Zwischendurch schaute er zum Himmel hinauf. Strahlender Sonnenschein lag über den Bergen, und würzige Luft stieg ihm in die Nase. Tief unter sich sah er das Tal liegen, mit all den Menschen, die in Hektik und Arbeit versanken. Stinkende Automotoren, lärmende Radios und Fernsehgeräte. – Urban atmete tief durch – all das brauchte er nicht. Hier oben war seine Welt, hier war er zu Hause, und es reichte ihm, wenn ab und an Bergwanderer bei ihm vorbeischauten, oder allmonatlich die Bauern kamen, um ihren Käse abzuholen, und ihm Neuigkeiten von unten berichteten.
Es war schon später Vormittag, als Urban Brandner vor der Hütte saß. Vor sich auf dem Tisch hatte er verschiedene Messer liegen, und in der Hand lag die geschnitzte Figur eines Hundes. In seiner Freizeit stellte der alte Senner viele solcher Figuren her, und manch ein Wanderer kaufte ihm die eine oder andere ab. Das Geld dafür steckte Urban dann in einen alten Strumpf, den er unter seinem Strohbett versteckte. In den Jahren hatte sich so ein ganz hübsches Sümmchen angespart.

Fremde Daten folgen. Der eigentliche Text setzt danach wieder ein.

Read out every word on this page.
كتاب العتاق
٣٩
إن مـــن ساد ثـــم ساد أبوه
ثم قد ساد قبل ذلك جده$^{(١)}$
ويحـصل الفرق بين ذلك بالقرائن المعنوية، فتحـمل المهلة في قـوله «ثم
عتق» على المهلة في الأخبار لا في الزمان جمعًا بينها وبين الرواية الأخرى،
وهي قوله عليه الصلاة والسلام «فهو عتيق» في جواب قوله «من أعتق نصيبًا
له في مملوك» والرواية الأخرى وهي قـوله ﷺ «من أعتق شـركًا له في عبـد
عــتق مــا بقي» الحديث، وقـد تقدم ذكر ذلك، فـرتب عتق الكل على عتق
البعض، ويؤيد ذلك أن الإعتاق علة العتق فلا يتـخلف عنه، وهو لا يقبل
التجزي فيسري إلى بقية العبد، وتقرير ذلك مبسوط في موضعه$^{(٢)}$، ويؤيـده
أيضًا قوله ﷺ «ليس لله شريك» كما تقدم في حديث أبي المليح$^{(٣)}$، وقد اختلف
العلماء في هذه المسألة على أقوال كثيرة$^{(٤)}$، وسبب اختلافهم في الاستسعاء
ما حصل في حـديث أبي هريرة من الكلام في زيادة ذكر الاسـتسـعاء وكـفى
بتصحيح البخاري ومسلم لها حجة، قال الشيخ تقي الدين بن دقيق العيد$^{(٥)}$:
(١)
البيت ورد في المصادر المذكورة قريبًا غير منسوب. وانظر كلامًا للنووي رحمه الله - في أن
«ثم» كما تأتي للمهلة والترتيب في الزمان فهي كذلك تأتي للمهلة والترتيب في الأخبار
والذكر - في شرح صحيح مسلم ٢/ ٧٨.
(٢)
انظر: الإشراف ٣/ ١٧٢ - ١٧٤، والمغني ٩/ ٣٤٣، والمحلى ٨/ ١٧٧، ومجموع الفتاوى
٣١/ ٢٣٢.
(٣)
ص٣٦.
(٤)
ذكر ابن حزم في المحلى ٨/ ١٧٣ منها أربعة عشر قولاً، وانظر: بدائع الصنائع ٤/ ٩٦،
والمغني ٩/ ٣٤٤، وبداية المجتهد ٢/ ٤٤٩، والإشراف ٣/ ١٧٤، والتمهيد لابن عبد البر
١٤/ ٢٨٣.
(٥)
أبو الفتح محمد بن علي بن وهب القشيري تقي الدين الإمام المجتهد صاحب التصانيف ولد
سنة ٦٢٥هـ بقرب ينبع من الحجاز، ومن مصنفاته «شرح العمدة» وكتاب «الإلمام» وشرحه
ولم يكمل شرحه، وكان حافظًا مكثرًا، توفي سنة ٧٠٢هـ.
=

Der Mann betrachtete seine Arbeit und wollte sich eben zufrieden zurücklehnen, als er Schritte vernahm. Urban erhob sich und schaute den Weg hinunter. Es war eine junge Frau, die da ganz alleine heraufkam. Der Senner stand auf und wischte die Holzspäne vom Tisch. Dann trug er die Figur und die Messer in die Hütte hinein. Als er wieder heraustrat, war das Madel schon angekommen.
»Grüß Gott«, sagte die junge Frau mit einem freundlichen Lächeln. »Sind Sie der Herr Brandner? Urban Brander?«
Der Alte nickte.
»Freilich. Was kann ich für Sie tun?«
Urban trat vollends aus der Tür, und erst jetzt konnte er das Gesicht der Besucherin sehen. Mit offenem Mund und aufgerissenen Augen starrte er sie an. Er fühlte, wie sein Puls raste, und ein heißer Blutstrom zu seinem Herzen schoß.
»Maria…, bist du’s wirklich…?« stammelte er fassungslos.
Das Madel lachte erleichtert auf und setzte den schweren Rucksack ab, den es auf dem Rücken trug. Sie schnaufte.
»Nein, Maria bin ich nicht, aber Sie… du kennst sie, nicht wahr?«
Urban hatte sich inzwischen gefaßt. Natürlich konnte das junge Madel net seine Tochter Maria sein, dafür war es ja viel zu jung. Aber diese Ähnlichkeit!
»Wer sind Sie?«
»Kannst du dir das net denken?« fragte die Frau zurück. »Man sagt, ich habe viel Ähnlichkeit mit meiner Mutter. Ich bin Veronika, Großvater, deine Enkeltochter.«
Der alte Senner spürte, wie ihm die Tränen in die Augen schossen. Mein Gott, natürlich! Darum hatte er zuerst geglaubt, seine Tochter sei zurückgekehrt, nach all den Jahren. Veronika Seebacher sah die Tränen des Alten und hob zaghaft die Hand.
»Wills’ mich net willkommen heißen?« fragte sie. Urban breitete beide Arme aus.
»Doch«, flüsterte er. »Sei herzlich willkommen.«
Veronika warf sich in seine Arme, und als sie ihren Kopf an seine Schulter lehnte, spürte sie das Zittern, das den alten Mann durchfuhr.
*
Plötzlich schien es, als wäre das Rad der Zeit zwanzig Jahre zurückgedrehnt worden. Gerad’ so, als wäre es gestern gewesen, tauchten die Bilder der Vergangenheit vor ihm auf.